Health Care’s Hard Realities on the Reservation
The federal government is obligated by law to provide medical care to American Indians and Alaska Natives, and it does it through the Indian Health Service (IHS), an agency of the Department of Health and Human Services. There are also tribal-run health centers set up on reservations. And 20 states have Urban Indian Health Programs, which receive IHS funding to provide medical services and support to American Indians who don’t live on reservations. But there are still significant gaps in care, both on the reservation and in town. Via Kaiser Health News.
Obamacare to Launch New Payment Scheme
Six years after President Obama’s health reforms became law, officials in his administration told POLITICO they are launching the largest-ever initiative to transform primary care in America, an effort to give doctors more flexibility and reward them for producing better results for their patients. The experiment the administration will announce today, a program called Comprehensive Primary Care Plus, is intended to shake up the way 20,000 doctors and clinicians treat more than 25 million patients when it goes into effect in January 2017. In a sharp departure from the current “fee-for-service” system, which offers reimbursements per visit or procedure, providers who volunteer to participate will received fixed monthly fees for every patient and bonuses for meeting various quality goals.
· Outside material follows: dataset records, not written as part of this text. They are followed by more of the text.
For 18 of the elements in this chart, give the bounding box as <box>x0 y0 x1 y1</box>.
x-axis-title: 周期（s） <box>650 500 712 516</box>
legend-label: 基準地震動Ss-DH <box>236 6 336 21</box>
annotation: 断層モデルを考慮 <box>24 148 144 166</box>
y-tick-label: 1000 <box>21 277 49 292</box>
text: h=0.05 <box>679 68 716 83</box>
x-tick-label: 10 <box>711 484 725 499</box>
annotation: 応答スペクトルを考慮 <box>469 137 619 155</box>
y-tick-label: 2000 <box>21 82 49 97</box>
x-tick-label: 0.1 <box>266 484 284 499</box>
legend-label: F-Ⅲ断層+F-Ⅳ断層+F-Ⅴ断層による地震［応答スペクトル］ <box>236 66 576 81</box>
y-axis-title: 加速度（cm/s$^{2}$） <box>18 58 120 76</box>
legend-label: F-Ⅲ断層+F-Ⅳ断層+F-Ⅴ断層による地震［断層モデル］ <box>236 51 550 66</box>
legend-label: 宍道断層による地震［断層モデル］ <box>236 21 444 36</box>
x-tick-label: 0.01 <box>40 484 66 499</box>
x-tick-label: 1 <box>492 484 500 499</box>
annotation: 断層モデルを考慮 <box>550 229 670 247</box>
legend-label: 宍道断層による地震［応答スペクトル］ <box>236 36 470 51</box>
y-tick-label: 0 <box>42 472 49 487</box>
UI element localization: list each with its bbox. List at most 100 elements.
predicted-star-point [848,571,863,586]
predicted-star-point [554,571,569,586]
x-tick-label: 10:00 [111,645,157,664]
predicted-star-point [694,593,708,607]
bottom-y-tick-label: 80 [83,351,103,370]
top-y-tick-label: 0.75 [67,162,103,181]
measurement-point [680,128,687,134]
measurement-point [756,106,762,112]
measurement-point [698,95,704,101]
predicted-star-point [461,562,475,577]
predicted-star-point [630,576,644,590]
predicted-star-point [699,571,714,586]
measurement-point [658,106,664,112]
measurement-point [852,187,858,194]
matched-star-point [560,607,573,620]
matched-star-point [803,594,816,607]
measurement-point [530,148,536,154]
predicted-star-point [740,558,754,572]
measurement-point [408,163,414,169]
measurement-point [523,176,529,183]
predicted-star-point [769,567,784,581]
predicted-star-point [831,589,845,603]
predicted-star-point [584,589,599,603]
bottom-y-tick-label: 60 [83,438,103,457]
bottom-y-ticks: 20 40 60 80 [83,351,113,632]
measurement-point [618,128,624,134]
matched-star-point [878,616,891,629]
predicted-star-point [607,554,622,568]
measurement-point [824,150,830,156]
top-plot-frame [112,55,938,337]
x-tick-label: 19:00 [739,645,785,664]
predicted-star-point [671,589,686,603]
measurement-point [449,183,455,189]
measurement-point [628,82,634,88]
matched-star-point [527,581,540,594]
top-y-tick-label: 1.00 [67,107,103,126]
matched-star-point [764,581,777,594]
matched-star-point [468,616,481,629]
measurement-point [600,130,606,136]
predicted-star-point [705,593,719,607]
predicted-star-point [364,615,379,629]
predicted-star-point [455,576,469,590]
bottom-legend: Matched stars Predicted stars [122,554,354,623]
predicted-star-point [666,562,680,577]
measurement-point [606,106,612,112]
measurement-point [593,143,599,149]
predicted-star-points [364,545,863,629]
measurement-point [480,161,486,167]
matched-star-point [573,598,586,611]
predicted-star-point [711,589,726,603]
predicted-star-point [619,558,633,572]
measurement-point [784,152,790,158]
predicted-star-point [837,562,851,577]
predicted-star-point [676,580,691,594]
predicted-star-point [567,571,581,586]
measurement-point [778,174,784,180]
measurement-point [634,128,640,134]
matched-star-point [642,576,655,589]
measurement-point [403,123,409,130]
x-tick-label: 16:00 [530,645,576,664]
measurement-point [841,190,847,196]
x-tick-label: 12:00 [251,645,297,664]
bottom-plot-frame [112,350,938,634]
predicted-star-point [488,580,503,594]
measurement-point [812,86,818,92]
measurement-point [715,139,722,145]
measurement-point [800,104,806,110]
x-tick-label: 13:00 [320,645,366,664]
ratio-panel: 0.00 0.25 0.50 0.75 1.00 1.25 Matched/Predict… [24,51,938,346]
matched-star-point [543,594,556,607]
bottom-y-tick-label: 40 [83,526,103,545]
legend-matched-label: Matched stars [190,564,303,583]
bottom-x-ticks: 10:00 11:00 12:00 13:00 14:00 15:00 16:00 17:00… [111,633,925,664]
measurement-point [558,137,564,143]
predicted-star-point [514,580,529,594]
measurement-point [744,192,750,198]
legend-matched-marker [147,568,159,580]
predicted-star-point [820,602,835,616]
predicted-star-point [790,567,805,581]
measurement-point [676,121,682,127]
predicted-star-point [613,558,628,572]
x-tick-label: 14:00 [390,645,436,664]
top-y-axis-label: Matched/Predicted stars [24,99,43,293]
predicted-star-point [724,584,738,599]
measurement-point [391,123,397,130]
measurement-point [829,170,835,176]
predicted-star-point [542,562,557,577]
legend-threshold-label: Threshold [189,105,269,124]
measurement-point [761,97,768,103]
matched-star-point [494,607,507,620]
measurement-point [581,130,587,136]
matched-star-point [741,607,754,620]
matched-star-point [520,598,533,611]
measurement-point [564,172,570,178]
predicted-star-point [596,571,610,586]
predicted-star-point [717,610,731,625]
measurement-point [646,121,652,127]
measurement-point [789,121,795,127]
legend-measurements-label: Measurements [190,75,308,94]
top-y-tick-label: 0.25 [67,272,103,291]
Via Politico.
Red Tape May Tank New CMS Primary-Care Payment Model
The CMS' newest experiment to change the way primary care is delivered and reimbursed may have a tough time getting off the ground and reaching its goals, experts say. The new model involves Medicare working with commercial payers and state Medicaid programs to tweak the way they pay providers for care management in an effort to find better and less expensive ways to improve health outcomes. Via Modern Healthcare.
People May Be Warming up to Health Reform—But Not to "Obamacare"
A new study finds that although the public remains stubbornly split on the Affordable Care Act, a slight shift may be occurring beneath the surface—with a growing minority of people coming around to the opinion that the law is having a real impact on access to health care. To be clear, the analysis is based on two-year-old data, and it shows more people are opposed to the law (45.6%) than in favor of it (36.2%). Via Washington Post.
Supreme Court’s Birth-Control Compromise Gets Mixed Reaction
The U.S. Supreme Court got a mixed reaction from the Obama administration and religious groups to its unusual proposal to resolve a clash over employee insurance coverage for contraceptives. In a court filing, U.S. Solicitor General Donald Verrilli said the government had already gone far enough to accommodate religious groups’ objections to providing coverage for some forms of birth control. He said the alternative proposal suggested by the court last month, while feasible, would "impose real costs." Via Bloomberg.
Prescription Drug Spending Hits Record $425 Billion in U.S.
Spending on prescription drugs in the U.S. rose 12% to a record $425 billion before discounts last year, boosted in part by the introduction of breakthrough medicines for cancer and the growing number of patients seeking treatment for hepatitis C. Via Bloomberg.